Slashdot Mirror


DreamHammer Wants To Corner the Drone OS Market

nonprofiteer writes "The Pentagon is increasingly transforming the military into an unmanned force, taking soldiers out of harm's way and replacing them with drones and robots. In 2011, it spent $6 billion on unmanned systems. The problem is that the unmanned systems don't work well together thanks to contractors building proprietary control systems (to lock government into exclusive relationships and to make extra money). A company called DreamHammer plans to have a solution to this — a universal remote control that could integrate all robots and drones into one control system. It would save money and allow anyone to build apps for drones. 'DreamHammer CTO Chris Diebner compares it with a smartphone OS — on which drones and features for those drones can be run like apps. Of course, Ballista is doing something on a much larger scale. It means that it takes fewer people to fly more drones and that new features can be rolled out without the need to develop and build a new version of a Predator, for example.'"

4 of 125 comments (clear)

  1. Solve the problem by Dunbal · · Score: 3, Insightful

    Let's solve the problem of government being locked into exclusive relationships with other vendors by - locking them into an exclusive relationship with us! But our dog and pony show is more elaborate than theirs.

    --
    Seven puppies were harmed during the making of this post.
  2. Works as intended, DreamHammer is dangerous! by s.petry · · Score: 4, Insightful

    Look, there is a reason that some Army guy has a different method of access to his unmanned recon tracked vehicle than an Air Force guy has to a Predator with Hellfire missiles, who has different methods of access than a weather drone pilot in the Navy. That separation creates very large walls that make it difficult to make mistakes.

    Should the Pentagon have requirements for how a User Interface should look and feel? Hell yes they should. There should not ever be a simplified method of access across platforms. It's extremely dangerous.

    On the other hand, I'm sure someone in the Pentagon has a friend or relative that needed cash so put out a bid on something like this despite the extremely obvious dangers.

    --

    -The wise argue that there are few absolutes, the fool argues that there are no probabilities.

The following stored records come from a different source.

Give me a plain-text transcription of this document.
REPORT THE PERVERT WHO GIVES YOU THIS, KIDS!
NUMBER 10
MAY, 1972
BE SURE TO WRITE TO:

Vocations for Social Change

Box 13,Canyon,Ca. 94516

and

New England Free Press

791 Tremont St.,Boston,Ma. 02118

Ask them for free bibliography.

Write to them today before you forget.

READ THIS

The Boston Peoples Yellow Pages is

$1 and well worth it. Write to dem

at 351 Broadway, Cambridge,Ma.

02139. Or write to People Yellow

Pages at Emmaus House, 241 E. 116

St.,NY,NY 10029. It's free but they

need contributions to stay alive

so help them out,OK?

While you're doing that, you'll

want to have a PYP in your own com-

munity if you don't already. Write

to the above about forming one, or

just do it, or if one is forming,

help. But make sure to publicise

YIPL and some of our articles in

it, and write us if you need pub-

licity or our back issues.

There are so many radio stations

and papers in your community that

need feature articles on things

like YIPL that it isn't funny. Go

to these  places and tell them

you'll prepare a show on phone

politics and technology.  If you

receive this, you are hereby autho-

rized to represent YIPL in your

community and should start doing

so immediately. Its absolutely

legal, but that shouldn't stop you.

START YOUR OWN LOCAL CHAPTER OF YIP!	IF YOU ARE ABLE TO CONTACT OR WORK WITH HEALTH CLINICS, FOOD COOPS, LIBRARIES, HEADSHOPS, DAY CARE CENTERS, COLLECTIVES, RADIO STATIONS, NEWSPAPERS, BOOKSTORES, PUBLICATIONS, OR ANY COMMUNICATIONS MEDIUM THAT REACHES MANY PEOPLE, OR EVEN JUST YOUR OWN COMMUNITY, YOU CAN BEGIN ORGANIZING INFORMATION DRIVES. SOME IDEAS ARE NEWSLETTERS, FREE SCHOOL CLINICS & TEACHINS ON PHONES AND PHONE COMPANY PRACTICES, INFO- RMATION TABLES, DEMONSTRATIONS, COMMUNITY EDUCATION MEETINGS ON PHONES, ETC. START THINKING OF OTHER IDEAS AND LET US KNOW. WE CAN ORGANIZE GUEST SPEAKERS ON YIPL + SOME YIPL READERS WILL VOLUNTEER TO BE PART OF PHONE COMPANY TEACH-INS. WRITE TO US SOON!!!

  3. Re:So when Iran captures the next one... by autocannon · · Score: 3, Insightful

    Exactly. Making each unmanned system have its own interface and potentially communication protocols is another layer of security. This is the military, manpower cost is nil. Having an all powerful remote control system just screams single point of failure!

  4. Re:Unintended consequence by Sponge+Bath · · Score: 2, Insightful

    Hack one system, own all the drones.

    ...then target the telemarketers who keep calling my mobile phone.